Bavla is a town, and a municipality, in Ahmedabad district, in the state of Gujarat, India.

Demographics
As of the 2009 India census, Bavla had a population about 45,000, with males constituting 53% of the population and females 47%. Bavla had a literacy rate of 69.7%, higher than the national figure of 59.5%, with 76.8% of males and 61.7% of females literate. 13% of the population was under 6 years of age.

Economy

Bavla's economy has its roots in the rice business, with an unofficial count of 135 rice mills, many cotton processing factories (ginning) and a large grain market. The nearest industrial estate is at Kerala, 7 km from Bavla.
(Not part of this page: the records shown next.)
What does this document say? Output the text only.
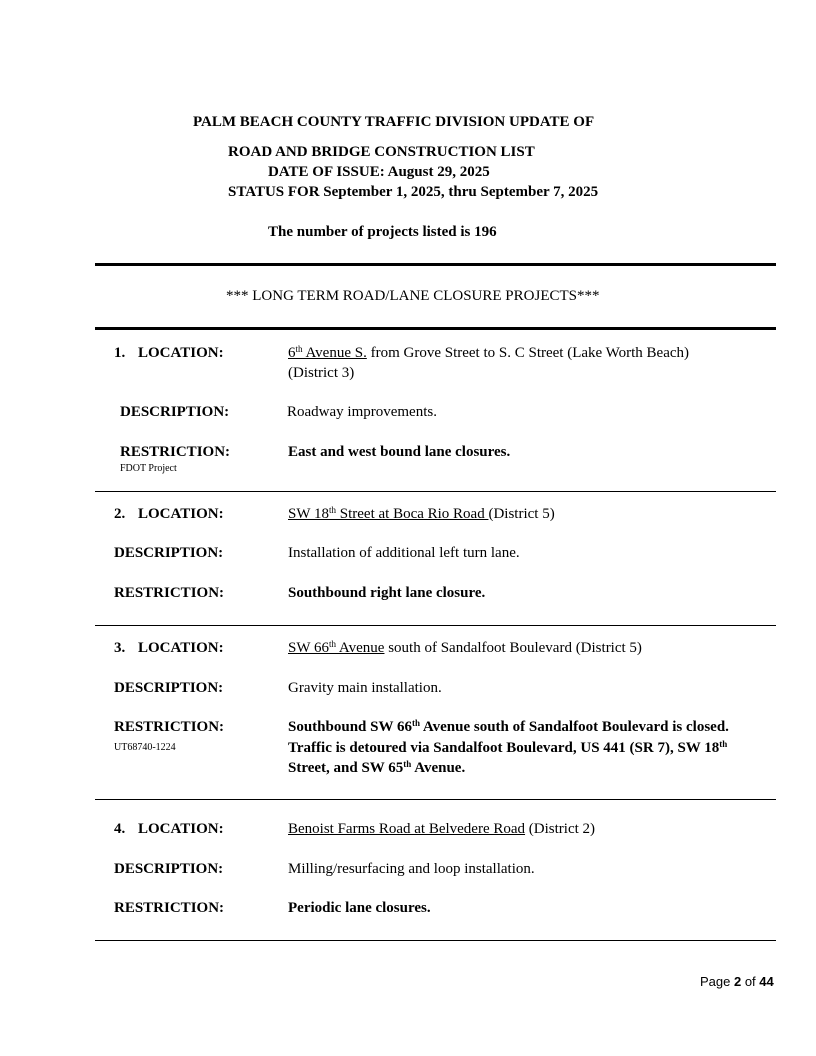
PALM BEACH COUNTY TRAFFIC DIVISION UPDATE OF
ROAD AND BRIDGE CONSTRUCTION LIST
DATE OF ISSUE: August 29, 2025
STATUS FOR September 1, 2025, thru September 7, 2025
The number of projects listed is 196
*** LONG TERM ROAD/LANE CLOSURE PROJECTS***
1. LOCATION:	6th Avenue S. from Grove Street to S. C Street (Lake Worth Beach)
(District 3)
DESCRIPTION:	Roadway improvements.
RESTRICTION:	East and west bound lane closures.
FDOT Project
2. LOCATION:	SW 18th Street at Boca Rio Road (District 5)
DESCRIPTION:	Installation of additional left turn lane.
RESTRICTION:	Southbound right lane closure.
3. LOCATION:	SW 66th Avenue south of Sandalfoot Boulevard (District 5)
DESCRIPTION:	Gravity main installation.
RESTRICTION:	Southbound SW 66th Avenue south of Sandalfoot Boulevard is closed.
Traffic is detoured via Sandalfoot Boulevard, US 441 (SR 7), SW 18th
Street, and SW 65th Avenue.
UT68740-1224
4. LOCATION:	Benoist Farms Road at Belvedere Road (District 2)
DESCRIPTION:	Milling/resurfacing and loop installation.
RESTRICTION:	Periodic lane closures.
Page 2 of 44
Bavla also houses one of Amazon's largest fulfillment centers that spans over 6,000 lakh sq ft. 

Today, Bavla is also known as a business city, and is home to a number of pharmaceutical companies..

Tourism
The area around Bavla has a number of sites of tourist interest, including the Jain temple of Savstirth Nagar, and a number of Swaminarayan temples. Ancient village of Harappan civilization, named as 'Lothal' is also nearby and temple of lord Ganesha, named as 'Ganpatipura'.

Education

Bavla is home to one of Gujarat's more traditional and older schools, the A.K Vidhyamandir School, K.D.Balmandir, M.C Amin girls' School, S.M Patel Primary School, C.M.amin English medium school and many more schools under Bavla Education Society have been founded since 1942.
A.K.Vidyamandir is the hub for the education in Bavla. Its opening ceremony attended by Kiran Kanthadiya son of Bhavbhai Kanthadiya, a popular saint from Gujarat. Deepak Malto and Jawaharlal Nehru stayed in this school for two days during the time of freedom struggle.
Bavla does not have a college so the students from Bavla and nearby village must go to Ahmedabad which is 35 kilometers away.

There are four primary government schools named: Branch Kanya/Kumar Shala and Mukhya Kumar/Kanya Shala in Bavla. There is also an English medium school. There was Rosary English School, which was one of the first English medium schools in Bavla, but now it is closed.